What are the responsibilities and job description for the Sr. Regulatory Affairs Manager position at Katalyst CRO?
Responsibilities
- The Regulatory Manager (RM) provides regulatory strategy and development guidance for optimal conduct of clinical trials, regulatory agency meetings, orphan designations, paediatric planning, and accelerated procedures, ensuring timely preparation of well organized, quality regulatory submissions in compliance with applicable regulations
- The RM coordinates and prepares regulatory documents for submission to Regulatory Authorities and / or Ethics Committees, as applicable
- The RM maintains a current knowledge of regulations and guidance documents, providing analysis to project teams, as well as supporting and enhancing Precision for Medicines corporate Regulatory function
- Provides regulatory guidance throughout the clinical development life cycle
- Compile, coordinate and review applications to Regulatory Authorities including, but not limited to, CTA / IND, annual reports, routine amendments, scientific advice / regulatory authority meetings, orphan designations, paediatric planning, and marketing applications
- Also provides strategic regulatory input as required
- Develops and / or reviews documents intended for submission to the Regulatory Authorities and / or Ethics Committees to assure compliance with regulatory standards
- Serve as representative of Global Regulatory Affairs at project team meetings with both external and internal customers
- Works within a project team, and where necessary, leads project for the region or globally
- Oversee and coordinate Regulatory Affairs Specialists to achieve submission targets for contracted programs
- Maintenance of project plans, project trackers and regulatory intelligence tools as it pertains to assigned responsibilities and to keep Regulatory Leadership updated
- Assist in development of Regulatory Affairs Specialists and other operational area staff, as required
- Provide input, as required, into regulatory strategy and timeline development for new study opportunities Assists in establishing company standards to ensure the highest quality of submitted information
- Participates in maintaining and executing on the corporate quality initiatives across business units within clinical solutions
- Keeps abreast and continually expand knowledge of laws, regulations and guidelines governing drug development and approval
- Provides ICH GCP guidance, advice and training to internal and external clients
- Serve as representative of Global Regulatory Affairs at business development meetings
- Ability to understand clinical and pre-clinical study results, to help in its interpretation for regulatory positions and strategy
- Knowledge and expertise with relevant regulations and guidance supporting pharmaceutical development.

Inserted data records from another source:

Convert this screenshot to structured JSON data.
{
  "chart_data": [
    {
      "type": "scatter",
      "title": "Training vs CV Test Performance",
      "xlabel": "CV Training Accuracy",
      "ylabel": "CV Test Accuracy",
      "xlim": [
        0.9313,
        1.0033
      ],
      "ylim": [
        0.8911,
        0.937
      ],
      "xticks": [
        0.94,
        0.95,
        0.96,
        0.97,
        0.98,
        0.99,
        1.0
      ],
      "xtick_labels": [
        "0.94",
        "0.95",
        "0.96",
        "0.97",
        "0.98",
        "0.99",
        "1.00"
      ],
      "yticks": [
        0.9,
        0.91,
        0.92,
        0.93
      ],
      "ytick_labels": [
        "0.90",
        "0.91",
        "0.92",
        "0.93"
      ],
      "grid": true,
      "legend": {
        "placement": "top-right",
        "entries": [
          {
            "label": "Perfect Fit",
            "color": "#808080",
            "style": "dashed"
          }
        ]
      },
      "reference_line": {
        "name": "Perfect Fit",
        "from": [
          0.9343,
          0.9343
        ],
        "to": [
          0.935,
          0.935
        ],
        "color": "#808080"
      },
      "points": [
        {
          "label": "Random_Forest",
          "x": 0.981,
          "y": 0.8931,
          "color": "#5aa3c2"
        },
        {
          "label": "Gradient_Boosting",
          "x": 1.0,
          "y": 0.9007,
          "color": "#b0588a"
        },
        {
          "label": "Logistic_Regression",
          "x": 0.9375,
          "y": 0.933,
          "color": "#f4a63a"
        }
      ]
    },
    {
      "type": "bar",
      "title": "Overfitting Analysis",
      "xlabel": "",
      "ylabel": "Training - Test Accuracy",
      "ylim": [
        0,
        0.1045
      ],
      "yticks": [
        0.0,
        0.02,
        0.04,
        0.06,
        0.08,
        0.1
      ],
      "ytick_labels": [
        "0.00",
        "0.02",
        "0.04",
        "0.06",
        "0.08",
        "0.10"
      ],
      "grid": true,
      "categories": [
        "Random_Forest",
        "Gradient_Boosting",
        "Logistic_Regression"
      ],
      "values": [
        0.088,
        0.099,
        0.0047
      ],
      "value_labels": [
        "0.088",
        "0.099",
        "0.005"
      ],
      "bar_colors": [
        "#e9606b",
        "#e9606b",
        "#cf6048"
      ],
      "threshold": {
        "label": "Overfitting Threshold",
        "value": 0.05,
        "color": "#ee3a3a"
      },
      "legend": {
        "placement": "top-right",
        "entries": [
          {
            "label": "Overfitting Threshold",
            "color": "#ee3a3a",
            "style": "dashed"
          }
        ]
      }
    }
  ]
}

- Availability for domestic and international travel including overnight stays.
- Motivates other members of the project team to meet timelines and project goals
- Flexible attitude with respect to work assignments, and new learning.
- Resolves project related problems and prioritize workload to meet deadlines with little support from management.
- Focuses on continuous improvement, including the ability to make proactive assessments on how to make processes more efficient and people more effective.
- Collects data of consistently high standard.
- Communicates effectively in the English language both verbally and in written form.
- Conducts formal presentations to a wide variety of audiences including colleagues, investigative staff, and clients with a high level of proficiency.
- Bachelor's degree, or equivalent experience, ideally in a scientific or healthcare discipline.
- 7 years Regulatory experience required for the Senior Manager Regulatory level.
- Candidates must have regulatory affairs experience working for a Clinical Research Organisation and have experience leading Clinical Submissions.
- Informed knowledge of all aspects of the drug development process inclusive of regulatory milestones and specialized knowledge of regulatory activities for at least one major region (EU, US) including but not limited to submissions to Regulatory Authorities, including INDs / CTAs and amendments, Scientific Advice Procedures, and post-approval submissions.
- Knowledgeable of clinical trials methodology, including a working knowledge of protocols and indications being studied.
- Strong interpersonal skills and a proven ability to contribute to a team environment involving balancing the demands stemming from multifaceted research activities.
- Demonstrates an acceptable degree of professionalism, as evidenced by punctuality, ability to deliver on commitments, an understanding of the service culture and positive interactions with customers and teammates.
- Ability to manage multiple and varied tasks in a fast-moving environment, good record-keeping skills.
- Exhibits high self-motivation and can work and plan independently as well as in a team environment.